North Koreans to visit arms ship sailors held in Panama

PANAMA CITY (AFP) - A North Korean delegation is expected to visit Panama to see 35 sailors who were detained there after their ship was impounded and Cuban arms were detected aboard.

"We issued them visas so they could enter and they will receive" them tomorrow, Wednesday, Panamanian Foreign Minister Fernando Nunez said on Tuesday.

The sailors have been held on arms trafficking charges that carry maximum sentences of up to 12 years in prison.

The ship, the Chong Chon Gang, was boarded and searched July 10 on suspicion it was smuggling drugs through the Panama Canal.
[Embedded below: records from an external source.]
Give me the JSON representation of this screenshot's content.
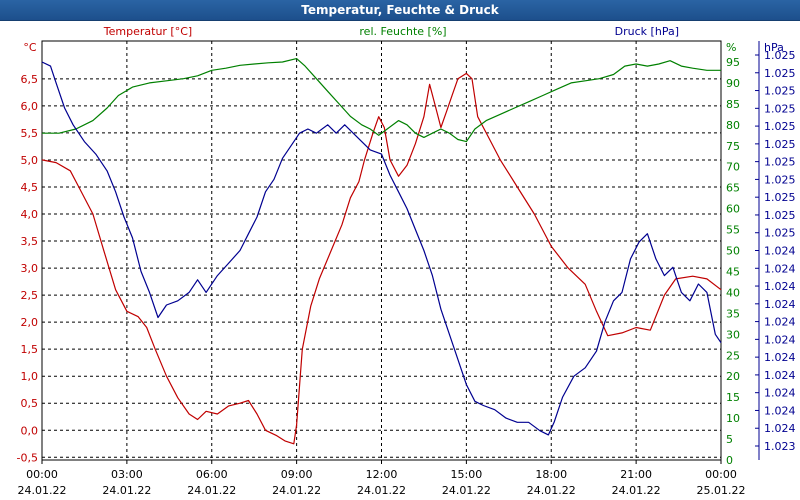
{
  "window": {
    "title": "Temperatur, Feuchte & Druck"
  },
  "chart_data": {
    "type": "line",
    "title": "Temperatur, Feuchte & Druck",
    "x_ticks": [
      {
        "time": "00:00",
        "date": "24.01.22"
      },
      {
        "time": "03:00",
        "date": "24.01.22"
      },
      {
        "time": "06:00",
        "date": "24.01.22"
      },
      {
        "time": "09:00",
        "date": "24.01.22"
      },
      {
        "time": "12:00",
        "date": "24.01.22"
      },
      {
        "time": "15:00",
        "date": "24.01.22"
      },
      {
        "time": "18:00",
        "date": "24.01.22"
      },
      {
        "time": "21:00",
        "date": "24.01.22"
      },
      {
        "time": "00:00",
        "date": "25.01.22"
      }
    ],
    "xlim_hours": [
      0,
      24
    ],
    "axes": {
      "temperature": {
        "label": "Temperatur [°C]",
        "unit": "°C",
        "color": "#c00000",
        "ylim": [
          -0.55,
          7.2
        ],
        "ticks": [
          {
            "v": -0.5,
            "t": "-0,5"
          },
          {
            "v": 0.0,
            "t": "0,0"
          },
          {
            "v": 0.5,
            "t": "0,5"
          },
          {
            "v": 1.0,
            "t": "1,0"
          },
          {
            "v": 1.5,
            "t": "1,5"
          },
          {
            "v": 2.0,
            "t": "2,0"
          },
          {
            "v": 2.5,
            "t": "2,5"
          },
          {
            "v": 3.0,
            "t": "3,0"
          },
          {
            "v": 3.5,
            "t": "3,5"
          },
          {
            "v": 4.0,
            "t": "4,0"
          },
          {
            "v": 4.5,
            "t": "4,5"
          },
          {
            "v": 5.0,
            "t": "5,0"
          },
          {
            "v": 5.5,
            "t": "5,5"
          },
          {
            "v": 6.0,
            "t": "6,0"
          },
          {
            "v": 6.5,
            "t": "6,5"
          }
        ]
      },
      "humidity": {
        "label": "rel. Feuchte [%]",
        "unit": "%",
        "color": "#008000",
        "ylim": [
          0,
          100
        ],
        "ticks": [
          {
            "v": 0,
            "t": "0"
          },
          {
            "v": 5,
            "t": "5"
          },
          {
            "v": 10,
            "t": "10"
          },
          {
            "v": 15,
            "t": "15"
          },
          {
            "v": 20,
            "t": "20"
          },
          {
            "v": 25,
            "t": "25"
          },
          {
            "v": 30,
            "t": "30"
          },
          {
            "v": 35,
            "t": "35"
          },
          {
            "v": 40,
            "t": "40"
          },
          {
            "v": 45,
            "t": "45"
          },
          {
            "v": 50,
            "t": "50"
          },
          {
            "v": 55,
            "t": "55"
          },
          {
            "v": 60,
            "t": "60"
          },
          {
            "v": 65,
            "t": "65"
          },
          {
            "v": 70,
            "t": "70"
          },
          {
            "v": 75,
            "t": "75"
          },
          {
            "v": 80,
            "t": "80"
          },
          {
            "v": 85,
            "t": "85"
          },
          {
            "v": 90,
            "t": "90"
          },
          {
            "v": 95,
            "t": "95"
          }
        ]
      },
      "pressure": {
        "label": "Druck [hPa]",
        "unit": "hPa",
        "color": "#000090",
        "ticks": [
          "1.023",
          "1.024",
          "1.024",
          "1.024",
          "1.024",
          "1.024",
          "1.024",
          "1.024",
          "1.024",
          "1.024",
          "1.024",
          "1.024",
          "1.025",
          "1.025",
          "1.025",
          "1.025",
          "1.025",
          "1.025",
          "1.025",
          "1.025",
          "1.025",
          "1.025",
          "1.025"
        ]
      }
    },
    "series": [
      {
        "name": "Temperatur [°C]",
        "axis": "temperature",
        "color": "#c00000",
        "points": [
          [
            0,
            5.0
          ],
          [
            0.5,
            4.95
          ],
          [
            1,
            4.8
          ],
          [
            1.3,
            4.5
          ],
          [
            1.8,
            4.0
          ],
          [
            2.2,
            3.3
          ],
          [
            2.6,
            2.6
          ],
          [
            3,
            2.2
          ],
          [
            3.4,
            2.1
          ],
          [
            3.7,
            1.9
          ],
          [
            4,
            1.5
          ],
          [
            4.4,
            1.0
          ],
          [
            4.8,
            0.6
          ],
          [
            5.2,
            0.3
          ],
          [
            5.5,
            0.2
          ],
          [
            5.8,
            0.35
          ],
          [
            6.2,
            0.3
          ],
          [
            6.6,
            0.45
          ],
          [
            7,
            0.5
          ],
          [
            7.3,
            0.55
          ],
          [
            7.6,
            0.3
          ],
          [
            7.9,
            0.0
          ],
          [
            8.3,
            -0.1
          ],
          [
            8.6,
            -0.2
          ],
          [
            8.9,
            -0.25
          ],
          [
            9.0,
            0.1
          ],
          [
            9.2,
            1.5
          ],
          [
            9.5,
            2.3
          ],
          [
            9.8,
            2.8
          ],
          [
            10.2,
            3.3
          ],
          [
            10.6,
            3.8
          ],
          [
            10.9,
            4.3
          ],
          [
            11.2,
            4.6
          ],
          [
            11.4,
            5.0
          ],
          [
            11.7,
            5.5
          ],
          [
            11.9,
            5.8
          ],
          [
            12.1,
            5.6
          ],
          [
            12.3,
            5.0
          ],
          [
            12.6,
            4.7
          ],
          [
            12.9,
            4.9
          ],
          [
            13.2,
            5.3
          ],
          [
            13.5,
            5.8
          ],
          [
            13.7,
            6.4
          ],
          [
            13.9,
            6.0
          ],
          [
            14.1,
            5.6
          ],
          [
            14.3,
            5.9
          ],
          [
            14.5,
            6.2
          ],
          [
            14.7,
            6.5
          ],
          [
            15,
            6.6
          ],
          [
            15.2,
            6.5
          ],
          [
            15.4,
            5.8
          ],
          [
            15.7,
            5.5
          ],
          [
            16.2,
            5.0
          ],
          [
            16.8,
            4.5
          ],
          [
            17.4,
            4.0
          ],
          [
            18,
            3.4
          ],
          [
            18.6,
            3.0
          ],
          [
            19.2,
            2.7
          ],
          [
            19.6,
            2.2
          ],
          [
            20,
            1.75
          ],
          [
            20.5,
            1.8
          ],
          [
            21,
            1.9
          ],
          [
            21.5,
            1.85
          ],
          [
            22,
            2.5
          ],
          [
            22.4,
            2.8
          ],
          [
            23,
            2.85
          ],
          [
            23.5,
            2.8
          ],
          [
            24,
            2.6
          ]
        ]
      },
      {
        "name": "rel. Feuchte [%]",
        "axis": "humidity",
        "color": "#008000",
        "points": [
          [
            0,
            78
          ],
          [
            0.6,
            78
          ],
          [
            1.2,
            79
          ],
          [
            1.8,
            81
          ],
          [
            2.3,
            84
          ],
          [
            2.7,
            87
          ],
          [
            3.2,
            89
          ],
          [
            3.8,
            90
          ],
          [
            4.4,
            90.5
          ],
          [
            5,
            91
          ],
          [
            5.5,
            91.7
          ],
          [
            6,
            93
          ],
          [
            6.5,
            93.5
          ],
          [
            7,
            94.2
          ],
          [
            7.5,
            94.5
          ],
          [
            8,
            94.8
          ],
          [
            8.5,
            95
          ],
          [
            9,
            95.8
          ],
          [
            9.3,
            94
          ],
          [
            9.7,
            91
          ],
          [
            10.1,
            88
          ],
          [
            10.5,
            85
          ],
          [
            10.9,
            82
          ],
          [
            11.3,
            80
          ],
          [
            11.6,
            79
          ],
          [
            11.9,
            77.5
          ],
          [
            12.2,
            79
          ],
          [
            12.6,
            81
          ],
          [
            12.9,
            80
          ],
          [
            13.2,
            78
          ],
          [
            13.5,
            77
          ],
          [
            13.8,
            78
          ],
          [
            14.1,
            79
          ],
          [
            14.4,
            78
          ],
          [
            14.7,
            76.5
          ],
          [
            15,
            76
          ],
          [
            15.3,
            79
          ],
          [
            15.7,
            81
          ],
          [
            16.2,
            82.5
          ],
          [
            16.7,
            84
          ],
          [
            17.2,
            85.5
          ],
          [
            17.7,
            87
          ],
          [
            18.2,
            88.5
          ],
          [
            18.7,
            90
          ],
          [
            19.2,
            90.5
          ],
          [
            19.7,
            91
          ],
          [
            20.2,
            92
          ],
          [
            20.6,
            94
          ],
          [
            21,
            94.5
          ],
          [
            21.4,
            94
          ],
          [
            21.8,
            94.5
          ],
          [
            22.2,
            95.3
          ],
          [
            22.6,
            94
          ],
          [
            23,
            93.5
          ],
          [
            23.5,
            93
          ],
          [
            24,
            93
          ]
        ]
      },
      {
        "name": "Druck [hPa]",
        "axis": "pressure",
        "color": "#000090",
        "ylim": [
          0,
          100
        ],
        "points": [
          [
            0,
            95
          ],
          [
            0.3,
            94
          ],
          [
            0.5,
            90
          ],
          [
            0.8,
            84
          ],
          [
            1.1,
            80
          ],
          [
            1.5,
            76
          ],
          [
            1.9,
            73
          ],
          [
            2.3,
            69
          ],
          [
            2.6,
            64
          ],
          [
            2.9,
            58
          ],
          [
            3.2,
            53
          ],
          [
            3.5,
            45
          ],
          [
            3.8,
            40
          ],
          [
            4.1,
            34
          ],
          [
            4.4,
            37
          ],
          [
            4.8,
            38
          ],
          [
            5.2,
            40
          ],
          [
            5.5,
            43
          ],
          [
            5.8,
            40
          ],
          [
            6.2,
            44
          ],
          [
            6.6,
            47
          ],
          [
            7,
            50
          ],
          [
            7.3,
            54
          ],
          [
            7.6,
            58
          ],
          [
            7.9,
            64
          ],
          [
            8.2,
            67
          ],
          [
            8.5,
            72
          ],
          [
            8.8,
            75
          ],
          [
            9.1,
            78
          ],
          [
            9.4,
            79
          ],
          [
            9.7,
            78
          ],
          [
            10.1,
            80
          ],
          [
            10.4,
            78
          ],
          [
            10.7,
            80
          ],
          [
            11,
            78
          ],
          [
            11.3,
            76
          ],
          [
            11.6,
            74
          ],
          [
            12,
            73
          ],
          [
            12.3,
            68
          ],
          [
            12.6,
            64
          ],
          [
            12.9,
            60
          ],
          [
            13.2,
            55
          ],
          [
            13.5,
            50
          ],
          [
            13.8,
            44
          ],
          [
            14.1,
            36
          ],
          [
            14.4,
            30
          ],
          [
            14.7,
            24
          ],
          [
            15,
            18
          ],
          [
            15.3,
            14
          ],
          [
            15.6,
            13
          ],
          [
            16,
            12
          ],
          [
            16.4,
            10
          ],
          [
            16.8,
            9
          ],
          [
            17.2,
            9
          ],
          [
            17.6,
            7
          ],
          [
            17.9,
            6
          ],
          [
            18.1,
            9
          ],
          [
            18.4,
            15
          ],
          [
            18.8,
            20
          ],
          [
            19.2,
            22
          ],
          [
            19.6,
            26
          ],
          [
            19.9,
            33
          ],
          [
            20.2,
            38
          ],
          [
            20.5,
            40
          ],
          [
            20.8,
            48
          ],
          [
            21.1,
            52
          ],
          [
            21.4,
            54
          ],
          [
            21.7,
            48
          ],
          [
            22,
            44
          ],
          [
            22.3,
            46
          ],
          [
            22.6,
            40
          ],
          [
            22.9,
            38
          ],
          [
            23.2,
            42
          ],
          [
            23.5,
            40
          ],
          [
            23.8,
            30
          ],
          [
            24,
            28
          ]
        ]
      }
    ],
    "grid": true,
    "legend": "top"
  }
}
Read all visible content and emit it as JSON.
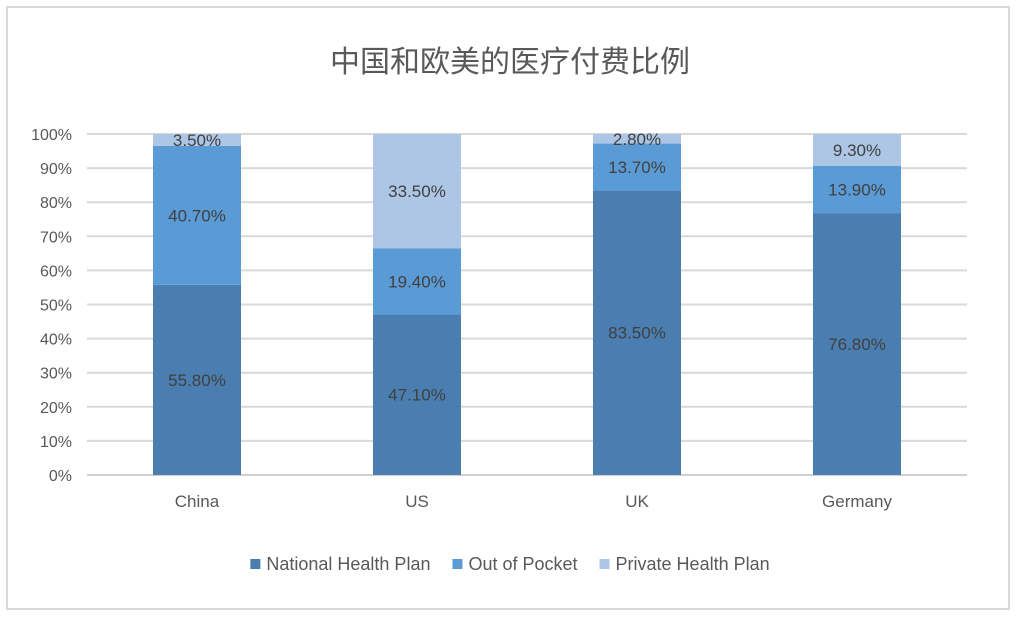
{
  "chart_data": {
    "type": "bar",
    "stacked": true,
    "title": "中国和欧美的医疗付费比例",
    "categories": [
      "China",
      "US",
      "UK",
      "Germany"
    ],
    "series": [
      {
        "name": "National Health Plan",
        "color": "#4a7eb0",
        "values": [
          55.8,
          47.1,
          83.5,
          76.8
        ],
        "labels": [
          "55.80%",
          "47.10%",
          "83.50%",
          "76.80%"
        ]
      },
      {
        "name": "Out of Pocket",
        "color": "#5b9bd5",
        "values": [
          40.7,
          19.4,
          13.7,
          13.9
        ],
        "labels": [
          "40.70%",
          "19.40%",
          "13.70%",
          "13.90%"
        ]
      },
      {
        "name": "Private Health Plan",
        "color": "#adc6e5",
        "values": [
          3.5,
          33.5,
          2.8,
          9.3
        ],
        "labels": [
          "3.50%",
          "33.50%",
          "2.80%",
          "9.30%"
        ]
      }
    ],
    "ylim": [
      0,
      100
    ],
    "yticks": [
      "0%",
      "10%",
      "20%",
      "30%",
      "40%",
      "50%",
      "60%",
      "70%",
      "80%",
      "90%",
      "100%"
    ],
    "grid": true,
    "legend_position": "bottom"
  }
}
Authorities instead uncovered 25 containers filled with military hardware, including two stripped down Soviet era MiG-21s, air defence systems, missiles and command and control vehicles, buried under tons of sugar.

Havana said they were obsolete Cuban arms being shipped to North Korea for refurbishment under a legitimate contract.

The sailors are being held at Fort Sherman, a former US military base.

Nunez said their fate depended on Panama's legal process. The Latin American country has no diplomatic relations with North Korea.

A team of UN experts travelled to Panama to inspect the weapons and determine whether the shipment violated a ban against arms transfers to North Korea.